Brown was a convert from the Republican Party, a career politician who sparked a great and enduring Democratic upsurge when he won the first of his two terms in 1958. Schwarzenegger is the GOP in-law of the Kennedy clan, a showbiz celebrity who jumped into politics at the top by defeating Democratic Gov. Gray Davis in the recall election a little over a year ago.
Brown, whose historic accomplishments are recounted in a newly published biography, "California Rising: The Life and Times of Pat Brown," by journalist Ethan Rarick, was awkward at best and often inept in his public appearances as his generation attempted the transition from backroom politics to the television age.
Schwarzenegger was designed to be camera-ready -- a bodybuilder and movie star who announced his candidacy on the Jay Leno show. But now, as the glamour fades, his governing skills are being tested -- and questioned -- as never before. The chances of a Republican revival in this mega-state depend directly on whether he can begin to match Brown's deeds in meeting the needs of California.
The agenda that Schwarzenegger announced in Sacramento this month is bold in its proposals for structural reforms of state government but miserly on money. The borrowing and economizing he used to get through his first year in office still have left an $8 billion shortfall in the new fiscal year. Determined not to raise taxes, Schwarzenegger is proposing to strip $2 billion in promised funding from the schools, divert $1 billion of earmarked highway money to the general fund, and slice health and welfare benefits.
He has triggered a monumental fight with the Democratic-controlled legislature, whose members are emboldened by Schwarzenegger's failure to defeat even one of them in the races in which he campaigned last fall.
He has been forced to renege on promises he made last year to local governments, educators and other constituencies. George Skelton, the veteran Sacramento-based columnist of the Los Angeles Times, wrote recently that Schwarzenegger "does seem to have promised too many things to too many people and now can't keep all his vows. This is beginning to take a toll on his image among insiders. For the first time, his credibility is being questioned."
Schwarzenegger retains his popularity with the public and has found a winning populist issue by targeting the generous pension benefits that Brown and other former governors lavished on public employees.
But some fellow Republicans are beginning to question his operation. They describe a gubernatorial staff whose wide range of views -- from conservative Republicans to liberal Democrats -- has created continuing internal debates rather than clear policy lines.
Some Republicans agree privately with Democratic consultant Gale Kaufman's description of Schwarzenegger's behavior in setting fiscal policy as "schizophrenic."
His support for an initiative that would remove redistricting decisions from the legislature and give them to a panel of retired judges has been hailed by reform groups but has drawn a mixed reception from Republicans.
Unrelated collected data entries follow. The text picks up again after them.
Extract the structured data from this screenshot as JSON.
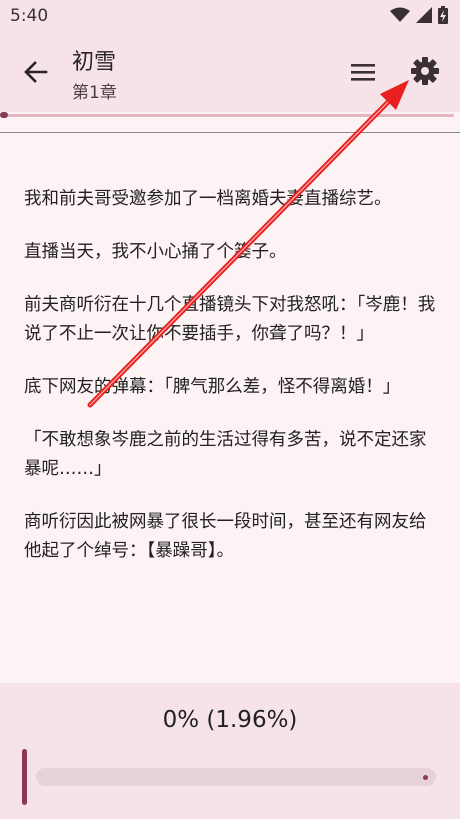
{
  "status_bar": {
    "time": "5:40",
    "icons": [
      "wifi-icon",
      "signal-icon",
      "battery-charging-icon"
    ]
  },
  "app_bar": {
    "back_icon": "arrow-back-icon",
    "title": "初雪",
    "subtitle": "第1章",
    "menu_icon": "menu-icon",
    "settings_icon": "gear-icon"
  },
  "reading_progress": 0.0196,
  "content": {
    "paragraphs": [
      "我和前夫哥受邀参加了一档离婚夫妻直播综艺。",
      "直播当天，我不小心捅了个篓子。",
      "前夫商听衍在十几个直播镜头下对我怒吼：「岑鹿！我说了不止一次让你不要插手，你聋了吗？！」",
      "底下网友的弹幕：「脾气那么差，怪不得离婚！」",
      "「不敢想象岑鹿之前的生活过得有多苦，说不定还家暴呢……」",
      "商听衍因此被网暴了很长一段时间，甚至还有网友给他起了个绰号：【暴躁哥】。"
    ]
  },
  "bottom_panel": {
    "percent_label": "0% (1.96%)",
    "slider_value": 0
  },
  "colors": {
    "accent": "#8b3a55",
    "annotation_arrow": "#e8201f",
    "background": "#fdf2f4",
    "bar": "#f6e3e7"
  }
}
Some see it as a possible path to a future challenge to Democratic control of the legislature and the California congressional delegation. But others argue that the short-term effect would more likely be to jeopardize the reelection of "safe" Republicans who now run four major committees in the U.S. House of Representatives by forcing them into competitive districts.
Meanwhile, the larger question is whether California is gaining or losing ground in reclaiming the reputation it won under Brown for being the pacesetter among all the states. Readers of Rarick's biography are being reminded that, however much he bumbled his TV appearances, Brown gave California what its explosive growth required: a water system that tapped the resources in the north to meet the population and industrial needs of the south; a network of freeways that enabled people to move from homes to jobs and back; a higher education system that equipped millions for middle-class jobs; and a set of social policies that allowed California to integrate massive numbers of immigrants and minorities.
The infrastructure Brown built -- the highways and campuses -- is badly overstrained today. The social policies are under challenge. The question facing Schwarzenegger is whether he can do what Pat Brown did: match policies and resources to help California through the next half-century of its growth.